State ethics laws prohibit officials from contracting with entities that do business with their agencies. An official can be paid for travel and meal costs but can't accept a speaking fee, said Stillman, the Ethics Commission spokesperson.
At times during the interview, Wilcox said he is always vigilant about conflicts of interest. At other times, however, he acknowledged lapses.
"I've never accepted anything of consequence," he said. "I'd be a liar if I said I haven't gone to dinner somewhere and (Scholastic) picked up the tab. But never anything extravagant."
Florida education laws and School Board policy prohibit district officials from accepting anything of value from a vendor who might directly or indirectly influence a purchase.

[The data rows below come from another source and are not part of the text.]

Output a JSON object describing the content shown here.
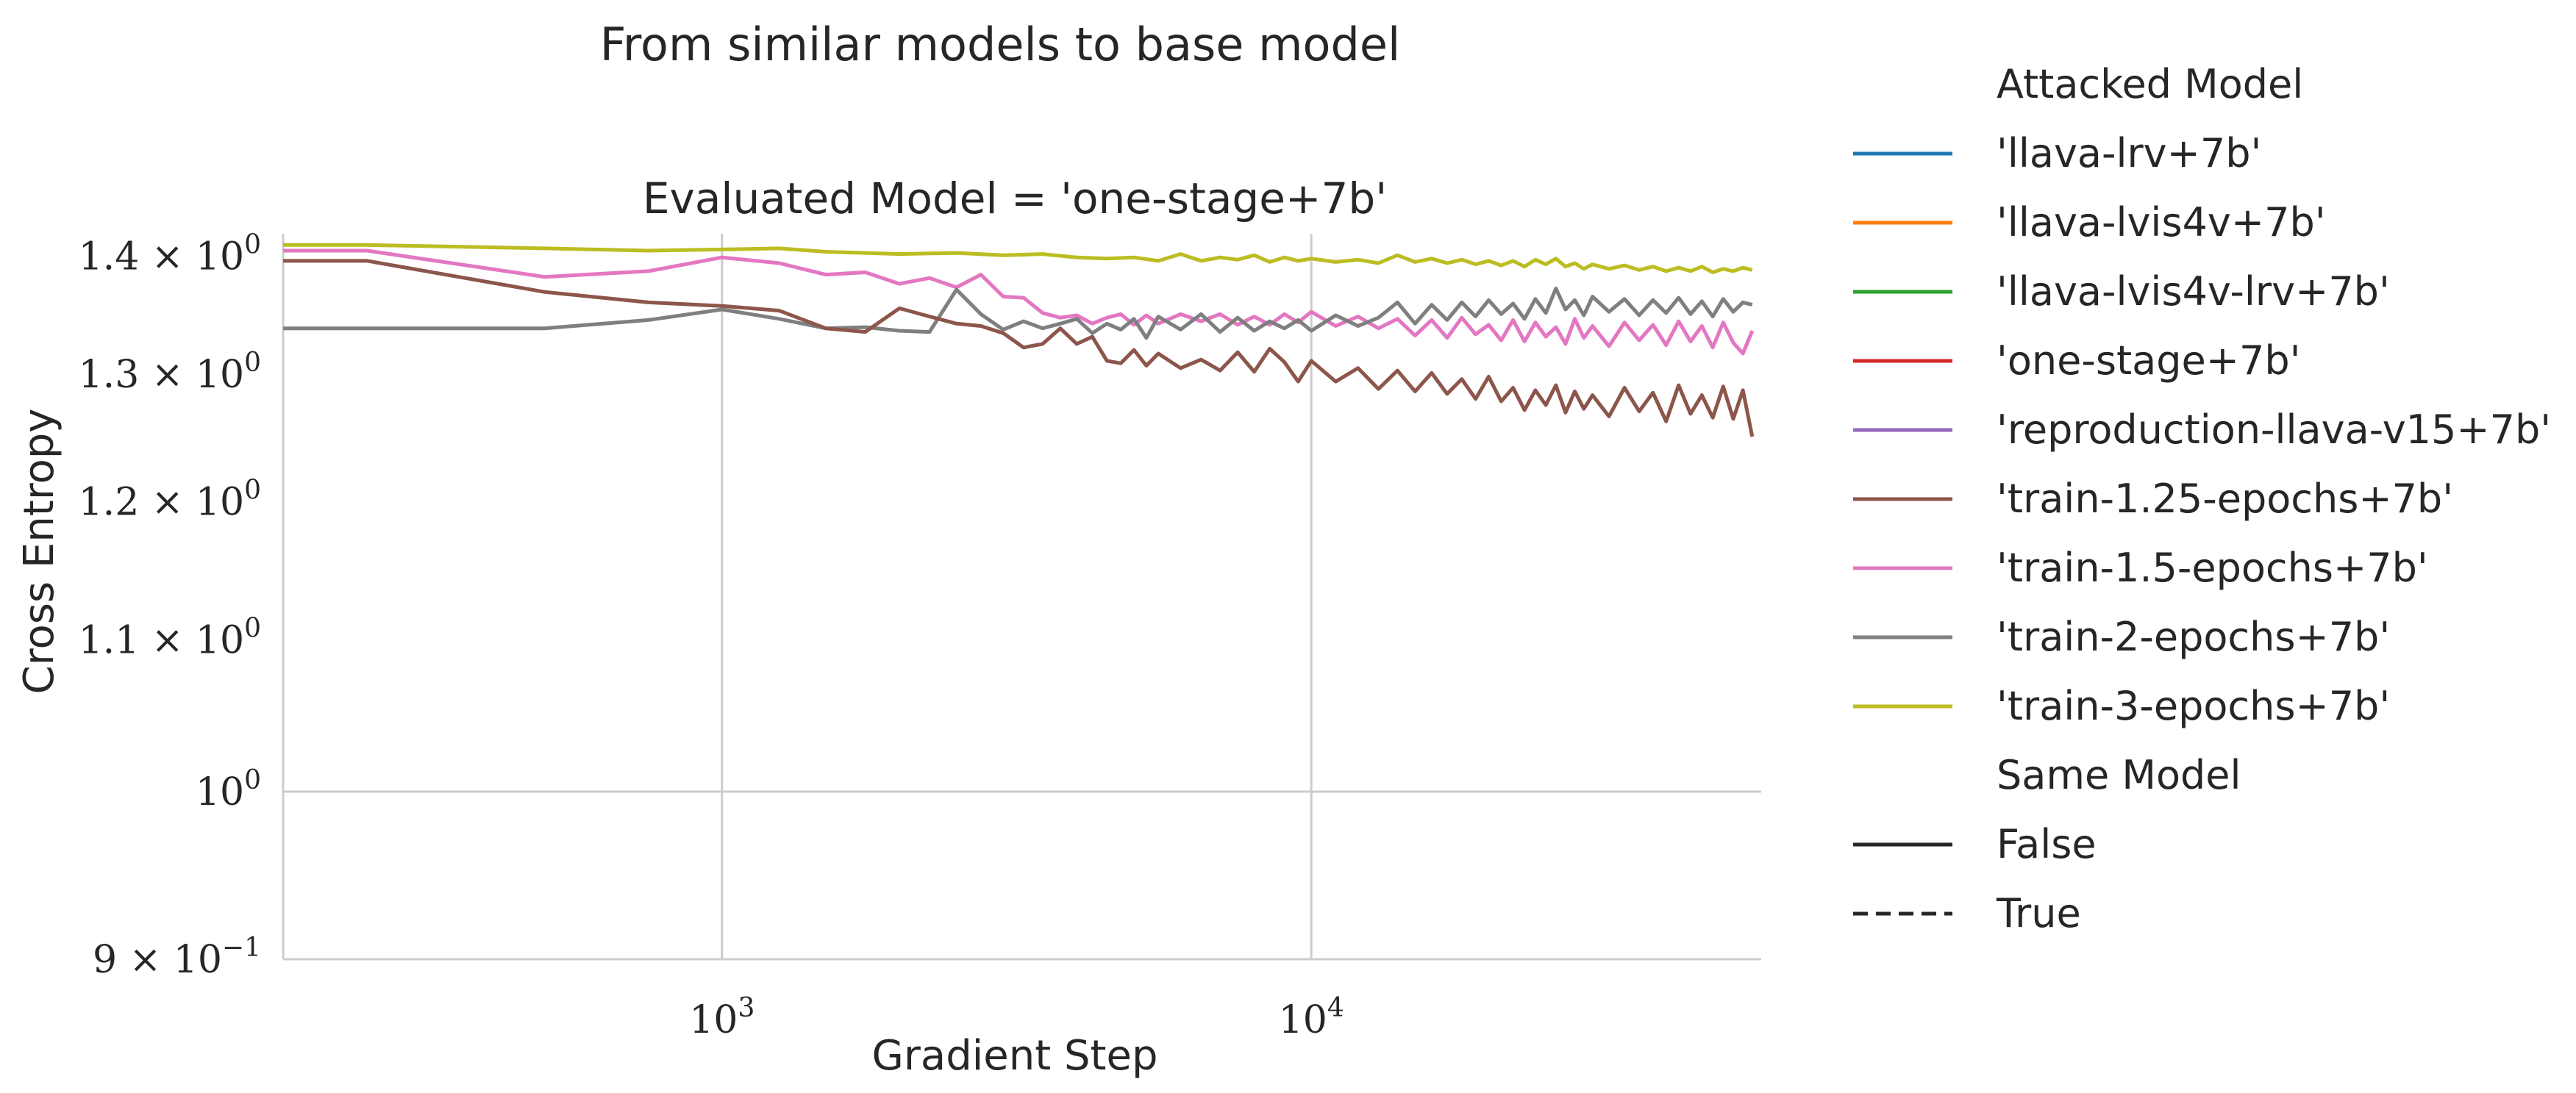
{
  "chart_data": {
    "type": "line",
    "title": "From similar models to base model",
    "subtitle": "Evaluated Model = 'one-stage+7b'",
    "xlabel": "Gradient Step",
    "ylabel": "Cross Entropy",
    "xscale": "log",
    "yscale": "log",
    "xlim": [
      180,
      58000
    ],
    "ylim": [
      0.9,
      1.42
    ],
    "grid": true,
    "legend_placement": "right, outside plot",
    "x_ticks": [
      {
        "value": 1000,
        "base": "10",
        "exp": "3"
      },
      {
        "value": 10000,
        "base": "10",
        "exp": "4"
      }
    ],
    "y_ticks": [
      {
        "value": 1.4,
        "mant": "1.4 × 10",
        "exp": "0"
      },
      {
        "value": 1.3,
        "mant": "1.3 × 10",
        "exp": "0"
      },
      {
        "value": 1.2,
        "mant": "1.2 × 10",
        "exp": "0"
      },
      {
        "value": 1.1,
        "mant": "1.1 × 10",
        "exp": "0"
      },
      {
        "value": 1.0,
        "mant": "10",
        "exp": "0"
      },
      {
        "value": 0.9,
        "mant": "9 × 10",
        "exp": "−1"
      }
    ],
    "legend": {
      "hue_title": "Attacked Model",
      "hue_entries": [
        {
          "label": "'llava-lrv+7b'",
          "color": "#1f77b4"
        },
        {
          "label": "'llava-lvis4v+7b'",
          "color": "#ff7f0e"
        },
        {
          "label": "'llava-lvis4v-lrv+7b'",
          "color": "#2ca02c"
        },
        {
          "label": "'one-stage+7b'",
          "color": "#d62728"
        },
        {
          "label": "'reproduction-llava-v15+7b'",
          "color": "#9467bd"
        },
        {
          "label": "'train-1.25-epochs+7b'",
          "color": "#8c564b"
        },
        {
          "label": "'train-1.5-epochs+7b'",
          "color": "#e377c2"
        },
        {
          "label": "'train-2-epochs+7b'",
          "color": "#7f7f7f"
        },
        {
          "label": "'train-3-epochs+7b'",
          "color": "#bcbd22"
        }
      ],
      "style_title": "Same Model",
      "style_entries": [
        {
          "label": "False",
          "dash": "solid"
        },
        {
          "label": "True",
          "dash": "dashed"
        }
      ]
    },
    "series": [
      {
        "name": "'train-3-epochs+7b'",
        "color": "#bcbd22",
        "points": [
          [
            180,
            1.41
          ],
          [
            250,
            1.41
          ],
          [
            500,
            1.407
          ],
          [
            750,
            1.405
          ],
          [
            1000,
            1.406
          ],
          [
            1250,
            1.407
          ],
          [
            1500,
            1.404
          ],
          [
            1750,
            1.403
          ],
          [
            2000,
            1.402
          ],
          [
            2500,
            1.403
          ],
          [
            3000,
            1.401
          ],
          [
            3500,
            1.402
          ],
          [
            4000,
            1.399
          ],
          [
            4500,
            1.398
          ],
          [
            5000,
            1.399
          ],
          [
            5500,
            1.396
          ],
          [
            6000,
            1.402
          ],
          [
            6500,
            1.396
          ],
          [
            7000,
            1.399
          ],
          [
            7500,
            1.397
          ],
          [
            8000,
            1.401
          ],
          [
            8500,
            1.395
          ],
          [
            9000,
            1.399
          ],
          [
            9500,
            1.396
          ],
          [
            10000,
            1.398
          ],
          [
            11000,
            1.395
          ],
          [
            12000,
            1.397
          ],
          [
            13000,
            1.394
          ],
          [
            14000,
            1.401
          ],
          [
            15000,
            1.395
          ],
          [
            16000,
            1.398
          ],
          [
            17000,
            1.394
          ],
          [
            18000,
            1.397
          ],
          [
            19000,
            1.393
          ],
          [
            20000,
            1.396
          ],
          [
            21000,
            1.392
          ],
          [
            22000,
            1.396
          ],
          [
            23000,
            1.391
          ],
          [
            24000,
            1.397
          ],
          [
            25000,
            1.393
          ],
          [
            26000,
            1.398
          ],
          [
            27000,
            1.391
          ],
          [
            28000,
            1.394
          ],
          [
            29000,
            1.389
          ],
          [
            30000,
            1.393
          ],
          [
            32000,
            1.389
          ],
          [
            34000,
            1.392
          ],
          [
            36000,
            1.388
          ],
          [
            38000,
            1.391
          ],
          [
            40000,
            1.387
          ],
          [
            42000,
            1.39
          ],
          [
            44000,
            1.387
          ],
          [
            46000,
            1.391
          ],
          [
            48000,
            1.386
          ],
          [
            50000,
            1.389
          ],
          [
            52000,
            1.387
          ],
          [
            54000,
            1.39
          ],
          [
            56000,
            1.388
          ]
        ]
      },
      {
        "name": "'train-1.5-epochs+7b'",
        "color": "#e377c2",
        "points": [
          [
            180,
            1.405
          ],
          [
            250,
            1.405
          ],
          [
            500,
            1.382
          ],
          [
            750,
            1.387
          ],
          [
            1000,
            1.399
          ],
          [
            1250,
            1.394
          ],
          [
            1500,
            1.384
          ],
          [
            1750,
            1.386
          ],
          [
            2000,
            1.376
          ],
          [
            2250,
            1.381
          ],
          [
            2500,
            1.373
          ],
          [
            2750,
            1.384
          ],
          [
            3000,
            1.365
          ],
          [
            3250,
            1.364
          ],
          [
            3500,
            1.351
          ],
          [
            3750,
            1.347
          ],
          [
            4000,
            1.349
          ],
          [
            4250,
            1.342
          ],
          [
            4500,
            1.347
          ],
          [
            4750,
            1.35
          ],
          [
            5000,
            1.341
          ],
          [
            5250,
            1.349
          ],
          [
            5500,
            1.342
          ],
          [
            6000,
            1.35
          ],
          [
            6500,
            1.344
          ],
          [
            7000,
            1.35
          ],
          [
            7500,
            1.341
          ],
          [
            8000,
            1.348
          ],
          [
            8500,
            1.341
          ],
          [
            9000,
            1.35
          ],
          [
            9500,
            1.343
          ],
          [
            10000,
            1.352
          ],
          [
            11000,
            1.34
          ],
          [
            12000,
            1.348
          ],
          [
            13000,
            1.338
          ],
          [
            14000,
            1.346
          ],
          [
            15000,
            1.332
          ],
          [
            16000,
            1.345
          ],
          [
            17000,
            1.33
          ],
          [
            18000,
            1.347
          ],
          [
            19000,
            1.333
          ],
          [
            20000,
            1.341
          ],
          [
            21000,
            1.328
          ],
          [
            22000,
            1.345
          ],
          [
            23000,
            1.327
          ],
          [
            24000,
            1.343
          ],
          [
            25000,
            1.331
          ],
          [
            26000,
            1.339
          ],
          [
            27000,
            1.325
          ],
          [
            28000,
            1.346
          ],
          [
            29000,
            1.33
          ],
          [
            30000,
            1.34
          ],
          [
            32000,
            1.323
          ],
          [
            34000,
            1.343
          ],
          [
            36000,
            1.328
          ],
          [
            38000,
            1.341
          ],
          [
            40000,
            1.324
          ],
          [
            42000,
            1.344
          ],
          [
            44000,
            1.327
          ],
          [
            46000,
            1.34
          ],
          [
            48000,
            1.322
          ],
          [
            50000,
            1.343
          ],
          [
            52000,
            1.326
          ],
          [
            54000,
            1.317
          ],
          [
            56000,
            1.336
          ]
        ]
      },
      {
        "name": "'train-2-epochs+7b'",
        "color": "#7f7f7f",
        "points": [
          [
            180,
            1.338
          ],
          [
            250,
            1.338
          ],
          [
            500,
            1.338
          ],
          [
            750,
            1.345
          ],
          [
            1000,
            1.354
          ],
          [
            1250,
            1.346
          ],
          [
            1500,
            1.338
          ],
          [
            1750,
            1.339
          ],
          [
            2000,
            1.336
          ],
          [
            2250,
            1.335
          ],
          [
            2500,
            1.371
          ],
          [
            2750,
            1.35
          ],
          [
            3000,
            1.337
          ],
          [
            3250,
            1.344
          ],
          [
            3500,
            1.338
          ],
          [
            3750,
            1.342
          ],
          [
            4000,
            1.346
          ],
          [
            4250,
            1.334
          ],
          [
            4500,
            1.342
          ],
          [
            4750,
            1.337
          ],
          [
            5000,
            1.346
          ],
          [
            5250,
            1.33
          ],
          [
            5500,
            1.348
          ],
          [
            6000,
            1.337
          ],
          [
            6500,
            1.35
          ],
          [
            7000,
            1.335
          ],
          [
            7500,
            1.347
          ],
          [
            8000,
            1.336
          ],
          [
            8500,
            1.344
          ],
          [
            9000,
            1.338
          ],
          [
            9500,
            1.345
          ],
          [
            10000,
            1.336
          ],
          [
            11000,
            1.349
          ],
          [
            12000,
            1.34
          ],
          [
            13000,
            1.347
          ],
          [
            14000,
            1.36
          ],
          [
            15000,
            1.342
          ],
          [
            16000,
            1.358
          ],
          [
            17000,
            1.345
          ],
          [
            18000,
            1.36
          ],
          [
            19000,
            1.348
          ],
          [
            20000,
            1.362
          ],
          [
            21000,
            1.35
          ],
          [
            22000,
            1.359
          ],
          [
            23000,
            1.346
          ],
          [
            24000,
            1.363
          ],
          [
            25000,
            1.351
          ],
          [
            26000,
            1.372
          ],
          [
            27000,
            1.354
          ],
          [
            28000,
            1.362
          ],
          [
            29000,
            1.349
          ],
          [
            30000,
            1.365
          ],
          [
            32000,
            1.352
          ],
          [
            34000,
            1.363
          ],
          [
            36000,
            1.349
          ],
          [
            38000,
            1.362
          ],
          [
            40000,
            1.351
          ],
          [
            42000,
            1.364
          ],
          [
            44000,
            1.35
          ],
          [
            46000,
            1.361
          ],
          [
            48000,
            1.348
          ],
          [
            50000,
            1.363
          ],
          [
            52000,
            1.352
          ],
          [
            54000,
            1.36
          ],
          [
            56000,
            1.358
          ]
        ]
      },
      {
        "name": "'train-1.25-epochs+7b'",
        "color": "#8c564b",
        "points": [
          [
            180,
            1.396
          ],
          [
            250,
            1.396
          ],
          [
            500,
            1.369
          ],
          [
            750,
            1.36
          ],
          [
            1000,
            1.357
          ],
          [
            1250,
            1.353
          ],
          [
            1500,
            1.338
          ],
          [
            1750,
            1.335
          ],
          [
            2000,
            1.355
          ],
          [
            2250,
            1.348
          ],
          [
            2500,
            1.342
          ],
          [
            2750,
            1.34
          ],
          [
            3000,
            1.334
          ],
          [
            3250,
            1.322
          ],
          [
            3500,
            1.325
          ],
          [
            3750,
            1.338
          ],
          [
            4000,
            1.325
          ],
          [
            4250,
            1.331
          ],
          [
            4500,
            1.311
          ],
          [
            4750,
            1.309
          ],
          [
            5000,
            1.32
          ],
          [
            5250,
            1.307
          ],
          [
            5500,
            1.317
          ],
          [
            6000,
            1.305
          ],
          [
            6500,
            1.312
          ],
          [
            7000,
            1.303
          ],
          [
            7500,
            1.318
          ],
          [
            8000,
            1.302
          ],
          [
            8500,
            1.321
          ],
          [
            9000,
            1.31
          ],
          [
            9500,
            1.294
          ],
          [
            10000,
            1.311
          ],
          [
            11000,
            1.294
          ],
          [
            12000,
            1.305
          ],
          [
            13000,
            1.288
          ],
          [
            14000,
            1.303
          ],
          [
            15000,
            1.286
          ],
          [
            16000,
            1.301
          ],
          [
            17000,
            1.284
          ],
          [
            18000,
            1.296
          ],
          [
            19000,
            1.28
          ],
          [
            20000,
            1.298
          ],
          [
            21000,
            1.278
          ],
          [
            22000,
            1.289
          ],
          [
            23000,
            1.271
          ],
          [
            24000,
            1.287
          ],
          [
            25000,
            1.275
          ],
          [
            26000,
            1.291
          ],
          [
            27000,
            1.269
          ],
          [
            28000,
            1.286
          ],
          [
            29000,
            1.272
          ],
          [
            30000,
            1.283
          ],
          [
            32000,
            1.266
          ],
          [
            34000,
            1.289
          ],
          [
            36000,
            1.27
          ],
          [
            38000,
            1.285
          ],
          [
            40000,
            1.262
          ],
          [
            42000,
            1.291
          ],
          [
            44000,
            1.268
          ],
          [
            46000,
            1.283
          ],
          [
            48000,
            1.265
          ],
          [
            50000,
            1.29
          ],
          [
            52000,
            1.264
          ],
          [
            54000,
            1.287
          ],
          [
            56000,
            1.25
          ]
        ]
      }
    ]
  }
}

However, state ethics laws say an official can accept a meal of up to $25. The vendor must report anything between $25 and $100. Anything over $100 is prohibited.
Wilcox said Scholastic provided meals for him and other participants in conferences called "superintendents' summits" at the company's New York headquarters. He said he never attempted to sort out what was spent on his meals.
Scholastic is aware of the pitfalls of selling to public agencies.
In a memo, a company supervisor advised the Florida sales team not to offer meals to public educators or invite them to the superintendents' summits because both could be viewed as an illegal "inducement."
Fleishman forwarded the memo to Wilcox in late 2006, a tense time in Pinellas. Earlier that year, Wilcox had ordered an evaluation of Read 180, a Scholastic product found in 75 Pinellas schools that aims to help struggling readers. The evaluation said many schools had not properly implemented Read 180 and that Scholastic failed to provide adequate technical support.
Wilcox released the evaluation when the School Board objected to a Read 180 upgrade.
Margery Mayer, president of Scholastic Education and a Wilcox friend, flew to Pinellas twice to apologize and lower the upgrade's cost. The publicity hit Scholastic hard. Had he wanted to curry favor with Scholastic, Wilcox argued, he never would have released the Read 180 evaluation.
Wilcox pulled out of the 2006 superintendents' summit, telling Fleishman in an Aug. 24 e-mail that his involvement might be seen as a conflict.
Wilcox apologized to Fleishman, praised Scholastic and said the district would "do what it takes to earn your confidence back." He added a personal note: "I hope that I have not jeopardized our friendship or somehow damaged our relationship because of my lack of real leadership with my Board on this vitally important initiative."
At a time when his board wanted more accountability from Scholastic, was Wilcox more concerned about the friendship than minding the district's interests?
"I see how you get there," Wilcox said. "But I don't think you could really use that to say I wasn't trying to fix it for kids. … I wasn't trying to earn Scholastic's confidence back. It was Ernie's."
Eight months later, in April 2007, Wilcox and Scholastic were talking about the possibility of him working for the company.
He said he'd be foolish not to explore his options as annual contract renewal time approached.
"When you work with people professionally over a period of time and you get to know their skills, their talents, their passions, I think there's a real likelihood that at some point … that you're going to say 'I hope we can work together some day,' " Wilcox said. "I'm not shy about that."
A year later, Wilcox again found himself at Scholastic headquarters talking with Fleishman, Mayer and CEO Dick Robinson — this time for a job interview. The details, including the requisite thank-you notes, had been handled using his school system computer. Several days later he received a formal job offer.
Wilcox speaks with awe about the company credo stitched into the carpet at Scholastic's offices.
"It talks about all kids reading," he said. "It's powerful. It's a company that I absolutely have wanted to work for. I didn't know when."